Reid Wiseman (KF5LKT), Victor Glover (KI5BKC), and Jeremy Hansen (KF5LKU) are all licensed operators. There are no scheduled ham contacts during the Artemis II mission, and Orion is not equipped with amateur radio gear the way the ISS is. However, the community is watching — and the precedent of surprise contacts from space is well established in ham radio history.
The ISS is the ideal entry point. During a strong overhead pass, the 145.800 MHz FM downlink can be received with a dual-band handheld and a simple antenna — sometimes even with a rubber duck in the right location. Use Gpredict or ISS Detector to find upcoming passes from your QTH, point your antenna toward the sky, and listen. SSTV events on 145.800 MHz, announced by ARISS, are particularly rewarding because you receive an actual image transmitted from orbit.
SatNOGS (Satellite Networked Open Ground Station) is a global, open-source network of automated satellite-tracking ground stations.

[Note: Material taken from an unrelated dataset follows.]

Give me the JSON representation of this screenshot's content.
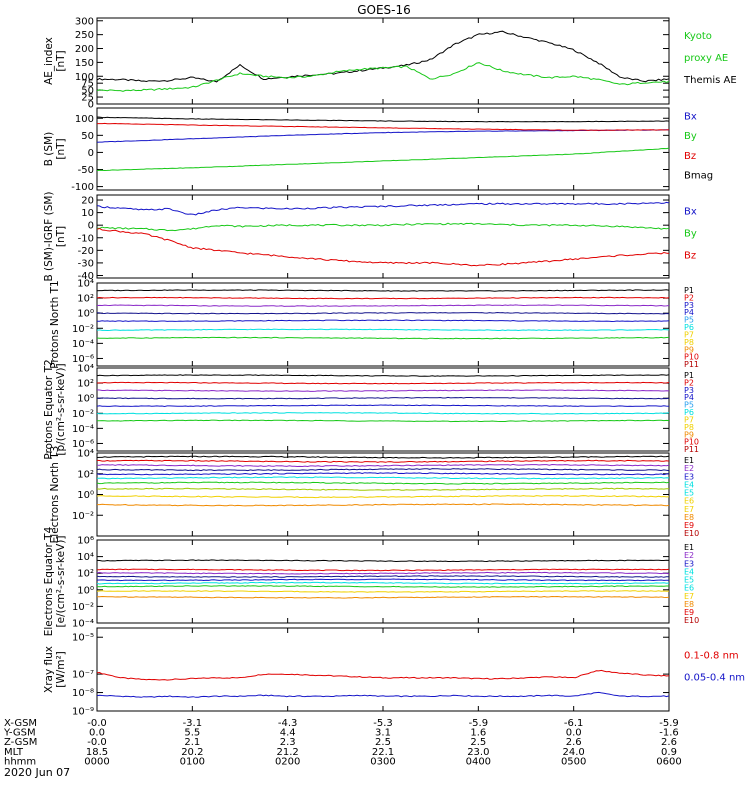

Any operator can build a SatNOGS node and contribute received data to the public database at network.satnogs.org. For Artemis II, several SatNOGS stations contributed tracking data during Artemis I and are active for this mission too. It is also an excellent educational project for hams who want to build a proper satellite receive station without starting from scratch.
Start with three tools: NASA+ for live mission video and audio, AROW (search “Track Artemis” on nasa.gov) for real-time Orion position and telemetry, and EchoLink connected to the SPACE conference node for live mission audio through the SPACE RoIP network. The EchoLink app is free on iOS and Android — connect to the SPACE conference, and you are listening to the same audio feed used by amateur radio operators worldwide. If you prefer archived recordings, the DXZone SPACE Audio page publishes daily .ogg files you can play in any browser.
Artemis II is in flight now. The window to follow this mission as it happens closes around April 10. After that, the habits it inspires — tracking passes, listening on 145.800, building an SDR setup — will still be there. That is where amateur radio takes over from spectating.